Many of these games have a real sense of place. You can feel and see the geography and cultural references within a lot of the games that we'll be showcasing this year. I love to see elements of traditional gameplay infused with very personal stories and very personal regions to these creators.
The official selection has never been greater than ten games. What are the pros and cons of having a relatively small collection?
With a small number of selections, we're able to really dive deep into each game. They have to fight less for attention within the selections. We can't select every game that comes our way. So, we have to be really careful about our choices. But once we do, we do feel really passionate about every game selection that we make.
What do you feel are the benefits of the festival format?
Where we really shine is being able to tell the story of each game.
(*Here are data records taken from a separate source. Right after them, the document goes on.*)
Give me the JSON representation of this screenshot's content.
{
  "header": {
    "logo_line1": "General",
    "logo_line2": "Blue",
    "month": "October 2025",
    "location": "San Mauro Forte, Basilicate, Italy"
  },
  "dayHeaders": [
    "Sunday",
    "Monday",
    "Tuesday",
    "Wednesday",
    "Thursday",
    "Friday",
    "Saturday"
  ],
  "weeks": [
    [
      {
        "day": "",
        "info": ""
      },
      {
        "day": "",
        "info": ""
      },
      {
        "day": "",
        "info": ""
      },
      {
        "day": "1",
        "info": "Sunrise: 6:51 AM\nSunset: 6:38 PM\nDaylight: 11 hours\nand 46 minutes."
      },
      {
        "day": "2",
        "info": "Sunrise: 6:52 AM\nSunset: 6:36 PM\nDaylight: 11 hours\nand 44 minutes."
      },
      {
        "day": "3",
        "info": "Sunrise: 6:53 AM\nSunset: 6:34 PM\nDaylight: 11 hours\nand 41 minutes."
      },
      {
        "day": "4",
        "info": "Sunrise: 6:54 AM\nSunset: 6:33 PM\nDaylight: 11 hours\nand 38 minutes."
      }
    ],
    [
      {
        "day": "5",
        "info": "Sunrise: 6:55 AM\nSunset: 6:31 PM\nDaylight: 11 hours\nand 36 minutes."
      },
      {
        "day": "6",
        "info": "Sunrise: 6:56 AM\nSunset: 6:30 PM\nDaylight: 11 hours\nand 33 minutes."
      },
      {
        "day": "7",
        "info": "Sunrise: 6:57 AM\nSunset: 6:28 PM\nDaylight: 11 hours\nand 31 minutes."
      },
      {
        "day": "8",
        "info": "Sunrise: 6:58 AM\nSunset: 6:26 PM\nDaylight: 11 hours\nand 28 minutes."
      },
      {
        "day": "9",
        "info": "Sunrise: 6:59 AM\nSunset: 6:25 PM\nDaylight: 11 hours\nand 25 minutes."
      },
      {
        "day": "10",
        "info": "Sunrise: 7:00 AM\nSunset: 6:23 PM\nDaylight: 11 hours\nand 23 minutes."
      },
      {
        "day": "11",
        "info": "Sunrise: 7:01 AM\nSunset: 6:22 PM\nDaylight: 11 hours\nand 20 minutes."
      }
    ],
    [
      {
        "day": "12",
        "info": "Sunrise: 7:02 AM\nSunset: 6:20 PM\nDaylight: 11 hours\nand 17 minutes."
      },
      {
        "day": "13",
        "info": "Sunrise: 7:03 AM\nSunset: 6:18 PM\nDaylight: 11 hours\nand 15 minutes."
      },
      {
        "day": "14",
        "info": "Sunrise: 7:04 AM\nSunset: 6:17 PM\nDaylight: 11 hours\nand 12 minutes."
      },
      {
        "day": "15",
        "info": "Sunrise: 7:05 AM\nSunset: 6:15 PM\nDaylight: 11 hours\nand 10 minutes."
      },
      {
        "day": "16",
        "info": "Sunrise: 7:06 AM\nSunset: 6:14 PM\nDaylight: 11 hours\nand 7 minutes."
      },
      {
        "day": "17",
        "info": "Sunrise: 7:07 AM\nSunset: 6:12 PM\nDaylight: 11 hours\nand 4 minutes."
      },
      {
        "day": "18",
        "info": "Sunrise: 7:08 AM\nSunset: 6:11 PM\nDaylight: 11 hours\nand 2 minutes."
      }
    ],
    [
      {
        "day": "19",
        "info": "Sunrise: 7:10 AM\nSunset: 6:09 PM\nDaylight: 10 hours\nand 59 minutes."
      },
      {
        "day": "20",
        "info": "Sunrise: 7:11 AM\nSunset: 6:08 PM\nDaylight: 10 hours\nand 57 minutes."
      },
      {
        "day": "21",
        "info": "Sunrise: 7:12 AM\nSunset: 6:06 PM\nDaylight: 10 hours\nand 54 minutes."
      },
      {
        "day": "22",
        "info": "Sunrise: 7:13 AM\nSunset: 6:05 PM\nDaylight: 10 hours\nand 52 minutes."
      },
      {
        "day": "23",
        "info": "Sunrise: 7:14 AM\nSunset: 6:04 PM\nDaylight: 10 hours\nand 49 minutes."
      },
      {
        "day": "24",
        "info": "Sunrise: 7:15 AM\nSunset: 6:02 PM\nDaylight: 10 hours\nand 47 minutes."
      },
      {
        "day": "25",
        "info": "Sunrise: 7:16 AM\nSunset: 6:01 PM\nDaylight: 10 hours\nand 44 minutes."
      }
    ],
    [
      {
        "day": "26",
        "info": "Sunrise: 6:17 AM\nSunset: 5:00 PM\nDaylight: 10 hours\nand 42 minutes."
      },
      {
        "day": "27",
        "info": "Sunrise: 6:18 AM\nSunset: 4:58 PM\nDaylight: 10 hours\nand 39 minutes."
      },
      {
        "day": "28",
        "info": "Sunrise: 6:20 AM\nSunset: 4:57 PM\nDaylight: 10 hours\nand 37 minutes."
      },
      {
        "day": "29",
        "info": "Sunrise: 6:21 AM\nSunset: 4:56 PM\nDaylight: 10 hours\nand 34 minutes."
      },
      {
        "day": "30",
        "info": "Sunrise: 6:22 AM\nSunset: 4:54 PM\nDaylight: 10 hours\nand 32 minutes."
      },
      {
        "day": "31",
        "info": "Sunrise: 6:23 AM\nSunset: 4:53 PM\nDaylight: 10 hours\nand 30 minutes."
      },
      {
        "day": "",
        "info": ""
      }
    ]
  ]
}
We dive into the nuance and go behind the scenes of each game. Not just talking about the games themselves, but who's behind the making of them. What is the studio, who is the creator, and what are their inspirations?
It really allows us to explore the process. We're a very process-oriented festival, we'd like to highlight that there actually is a really deep process that is inherent in creating a game. You're really able to see these games as artistic processes that have an identity and a fingerprint of the people who made them.
Has positive feedback from past developers led to more interest in Tribeca Games since the first official selection in 2021?
I hope so. I think so. And that's our intention. I'm definitely with my ear to the ground, even asking previous selections how we can help more. I've received good responses from many of the teams, and I always want to hear more.
We are a festival that showcases games in the pre-release stage. So, I love tracking and following the teams along the way through launch. Then they go on to create new games, to hopefully submit for future selection.
Does placing games so prominently in the festival help normalize video games next to other artistic mediums?
One of our goals is to influence that cultural shift into the broader acceptance of games as art and storytelling. What people do resonate with, and understand, is the process. It’s an artistic process, and it’s universal — the way that design is approached, the way that character is approached, and the way story is approached. It is different for each team across every medium but it has the same goal.